10/15/2000 9:44:45 AM

--- In tuning@egroups.com, "John A. deLaubenfels" <jdl@a...> wrote:

> Paul, I'm not sure why you stress the "wavering" so much; there is a
> long stable singing of the chord in tune followed by some
deliberate
> stretching of the pitches of individual notes, one at a time.

The only "long stable singing of the chord in tune" is without the
bass, so it's kust a 5:7:9 chord.
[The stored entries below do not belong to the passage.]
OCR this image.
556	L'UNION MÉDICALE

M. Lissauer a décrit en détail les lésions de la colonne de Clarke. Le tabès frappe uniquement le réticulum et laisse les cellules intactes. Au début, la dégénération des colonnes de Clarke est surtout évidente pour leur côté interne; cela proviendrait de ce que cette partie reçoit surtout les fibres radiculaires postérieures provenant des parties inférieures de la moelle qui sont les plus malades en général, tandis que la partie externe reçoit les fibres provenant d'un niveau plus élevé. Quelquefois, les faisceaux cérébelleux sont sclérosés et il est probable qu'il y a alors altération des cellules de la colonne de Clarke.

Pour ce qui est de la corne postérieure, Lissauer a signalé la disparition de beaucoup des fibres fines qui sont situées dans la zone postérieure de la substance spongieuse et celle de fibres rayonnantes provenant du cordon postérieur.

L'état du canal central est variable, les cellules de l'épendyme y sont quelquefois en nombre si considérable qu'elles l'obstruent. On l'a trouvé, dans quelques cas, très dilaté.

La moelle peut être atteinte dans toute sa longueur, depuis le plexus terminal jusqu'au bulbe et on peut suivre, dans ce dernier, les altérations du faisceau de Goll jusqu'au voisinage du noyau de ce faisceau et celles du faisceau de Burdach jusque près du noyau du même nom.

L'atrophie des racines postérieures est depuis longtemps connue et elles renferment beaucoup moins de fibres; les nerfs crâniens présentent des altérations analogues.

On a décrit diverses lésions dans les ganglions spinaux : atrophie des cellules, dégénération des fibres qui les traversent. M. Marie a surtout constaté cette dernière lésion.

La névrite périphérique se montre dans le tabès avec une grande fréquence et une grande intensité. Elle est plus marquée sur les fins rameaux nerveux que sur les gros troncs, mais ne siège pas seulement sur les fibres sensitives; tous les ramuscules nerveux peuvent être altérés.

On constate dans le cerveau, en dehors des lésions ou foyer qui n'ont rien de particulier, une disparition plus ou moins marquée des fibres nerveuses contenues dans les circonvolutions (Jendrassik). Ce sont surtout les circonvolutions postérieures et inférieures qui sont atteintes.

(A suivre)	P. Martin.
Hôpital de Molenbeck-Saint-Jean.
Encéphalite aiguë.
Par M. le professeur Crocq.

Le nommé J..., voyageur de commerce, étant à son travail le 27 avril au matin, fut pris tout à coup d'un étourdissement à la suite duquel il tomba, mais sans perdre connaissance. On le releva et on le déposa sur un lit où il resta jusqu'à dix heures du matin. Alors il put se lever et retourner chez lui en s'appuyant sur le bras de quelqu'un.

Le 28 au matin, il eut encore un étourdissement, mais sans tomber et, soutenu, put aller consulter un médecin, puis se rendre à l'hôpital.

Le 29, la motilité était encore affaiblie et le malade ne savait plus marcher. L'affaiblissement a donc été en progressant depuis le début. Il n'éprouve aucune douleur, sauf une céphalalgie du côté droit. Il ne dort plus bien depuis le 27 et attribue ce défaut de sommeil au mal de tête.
Bohlen would be proud!

🔗jon wild <wild@fas.harvard.edu>

10/15/2000 10:11:48 AM

On 15 Oct 2000 tuning@egroups.com wrote:

> From: Carl Lumma <CLUMMA@NNI.COM>
> Subject: RE: barbershop chord
>
> >>http://lumma.org/bones.mp3
> >>A nice example of a 4:7:10:18 chord (performed by Joker's Wild).
> >
> >I'm positive the voicing is a 2:5:7:9,
>
> Listen again.

I just listened to this track, and I agree with whoever said 2:5:7:9 -- I
hear C-e-bflat-dd (definitely with the justly lowered 7th)

🔗John A. deLaubenfels <jdl@adaptune.com>

10/15/2000 11:30:50 AM

[I wrote:]
>>Paul, I'm not sure why you stress the "wavering" so much; there is a
>>long stable singing of the chord in tune followed by some deliberate
>>stretching of the pitches of individual notes, one at a time.

[Paul E:]
>The only "long stable singing of the chord in tune" is without the
>bass, so it's kust a 5:7:9 chord. Bohlen would be proud!
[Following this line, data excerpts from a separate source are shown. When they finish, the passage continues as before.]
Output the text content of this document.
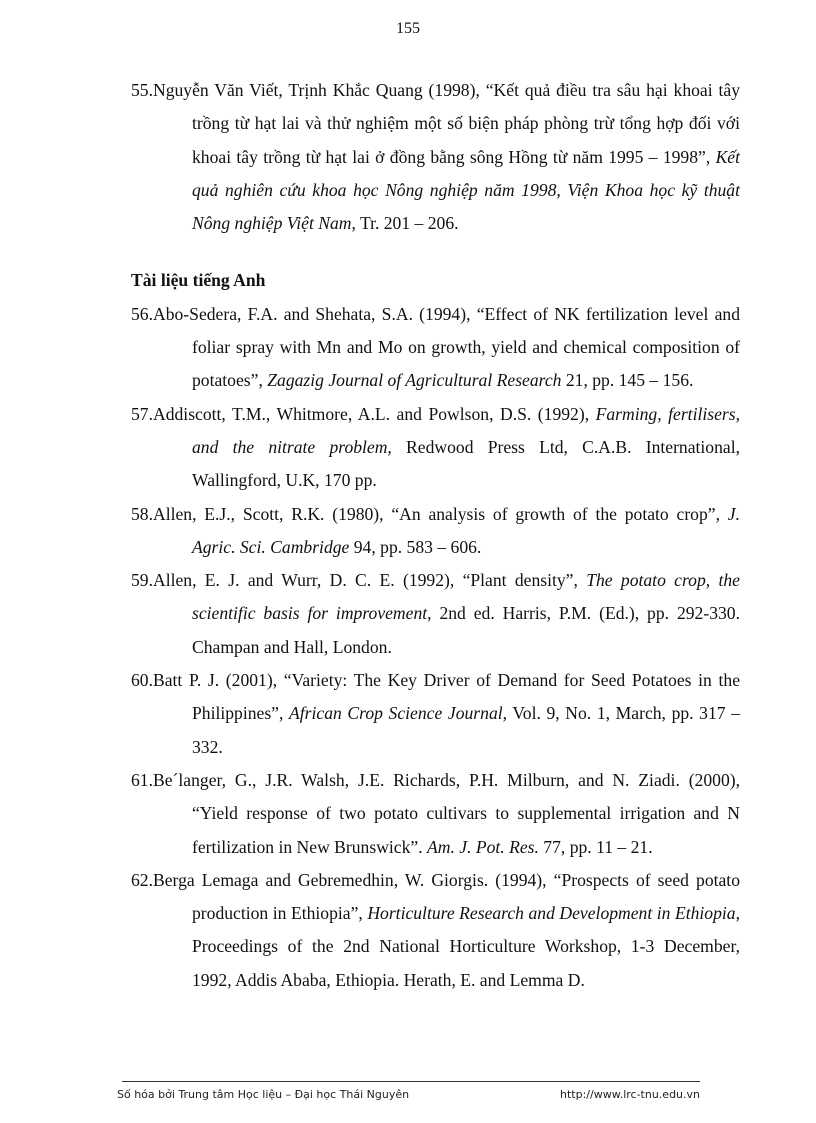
155
55.Nguyễn Văn Viết, Trịnh Khắc Quang (1998), “Kết quả điều tra sâu hại khoai tây trồng từ hạt lai và thử nghiệm một số biện pháp phòng trừ tổng hợp đối với khoai tây trồng từ hạt lai ở đồng bằng sông Hồng từ năm 1995 – 1998”, Kết quả nghiên cứu khoa học Nông nghiệp năm 1998, Viện Khoa học kỹ thuật Nông nghiệp Việt Nam, Tr. 201 – 206.
Tài liệu tiếng Anh
56.Abo-Sedera, F.A. and Shehata, S.A. (1994), “Effect of NK fertilization level and foliar spray with Mn and Mo on growth, yield and chemical composition of potatoes”, Zagazig Journal of Agricultural Research 21, pp. 145 – 156.
57.Addiscott, T.M., Whitmore, A.L. and Powlson, D.S. (1992), Farming, fertilisers, and the nitrate problem, Redwood Press Ltd, C.A.B. International, Wallingford, U.K, 170 pp.
58.Allen, E.J., Scott, R.K. (1980), “An analysis of growth of the potato crop”, J. Agric. Sci. Cambridge 94, pp. 583 – 606.
59.Allen, E. J. and Wurr, D. C. E. (1992), “Plant density”, The potato crop, the scientific basis for improvement, 2nd ed. Harris, P.M. (Ed.), pp. 292-330. Champan and Hall, London.
60.Batt P. J. (2001), “Variety: The Key Driver of Demand for Seed Potatoes in the Philippines”, African Crop Science Journal, Vol. 9, No. 1, March, pp. 317 – 332.
61.Be´langer, G., J.R. Walsh, J.E. Richards, P.H. Milburn, and N. Ziadi. (2000), “Yield response of two potato cultivars to supplemental irrigation and N fertilization in New Brunswick”. Am. J. Pot. Res. 77, pp. 11 – 21.
62.Berga Lemaga and Gebremedhin, W. Giorgis. (1994), “Prospects of seed potato production in Ethiopia”, Horticulture Research and Development in Ethiopia, Proceedings of the 2nd National Horticulture Workshop, 1-3 December, 1992, Addis Ababa, Ethiopia. Herath, E. and Lemma D.
Số hóa bởi Trung tâm Học liệu – Đại học Thái Nguyên	http://www.lrc-tnu.edu.vn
Not true. The chord locks into position with all four voices at about
13.1 seconds (sanity check: the entire .mp3 is 26.073 seconds long); it
holds for about 1 second, then the bass does drop out for another
second or so; then the bass returns and the upper voices stretch (the 9
stretches upward; the 5 downward; the 7 holds steady). That second of
time from about 13.1 to 14.1 gives a very solid lock on the chord, don't
you agree, Paul? I don't have any numbers yet, but I'm guessing the
voices are within around +/- 5 cents of just 7-limit. In between the
stretching exercises the chord returns to stable for periods of at least
1/2 second, clearly defined in pitch space.
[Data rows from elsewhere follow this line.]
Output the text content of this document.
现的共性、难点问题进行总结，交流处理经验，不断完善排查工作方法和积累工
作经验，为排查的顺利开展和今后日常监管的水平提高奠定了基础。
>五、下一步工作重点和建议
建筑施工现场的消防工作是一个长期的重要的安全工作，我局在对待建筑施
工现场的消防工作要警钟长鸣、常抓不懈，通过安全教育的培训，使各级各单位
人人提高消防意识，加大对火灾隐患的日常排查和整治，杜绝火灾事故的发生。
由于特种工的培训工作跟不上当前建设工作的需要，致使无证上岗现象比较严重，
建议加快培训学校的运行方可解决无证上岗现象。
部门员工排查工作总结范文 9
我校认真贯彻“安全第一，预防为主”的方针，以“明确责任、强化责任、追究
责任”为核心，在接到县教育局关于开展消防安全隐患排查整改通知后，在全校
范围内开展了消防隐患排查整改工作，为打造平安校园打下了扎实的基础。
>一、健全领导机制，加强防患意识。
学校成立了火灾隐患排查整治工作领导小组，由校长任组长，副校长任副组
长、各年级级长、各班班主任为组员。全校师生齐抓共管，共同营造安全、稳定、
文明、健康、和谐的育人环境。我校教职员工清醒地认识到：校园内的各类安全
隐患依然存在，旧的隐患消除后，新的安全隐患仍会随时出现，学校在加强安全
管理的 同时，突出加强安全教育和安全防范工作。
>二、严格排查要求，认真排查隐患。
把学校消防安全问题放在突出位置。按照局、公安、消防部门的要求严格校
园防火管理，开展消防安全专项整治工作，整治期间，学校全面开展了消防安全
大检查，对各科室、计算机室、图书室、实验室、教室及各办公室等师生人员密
(the 5:7:9 chord, which they thoughtfully give us for a second or so, IS
delicious, is it not?)

Who is Bohlen again, and what is his connection?

JdL

🔗Paul Erlich <PERLICH@ACADIAN-ASSET.COM>

10/15/2000 5:02:12 PM

--- In tuning@egroups.com, "John A. deLaubenfels" <jdl@a...> wrote:
> Who is Bohlen again, and what is his connection?
Bohlen invented the non-octave equal temperament of 13 steps per 3:1,
which Pierce discovered independently. The basic "major chord" is
3:5:7, and its first inversion is 5:7:

🔗Carl Lumma <CLUMMA@NNI.COM>

10/16/2000 7:24:18 AM

>>>>A nice example of a 4:7:10:18 chord (performed by Joker's Wild).
>>>
>>>I'm positive the voicing is a 2:5:7:9,

D'oh! Everybody else is right, and I was wrong. I was using falsetto
to hit the 7, while Mark Green was not, causing me to think he was
singing an octave lower than he was.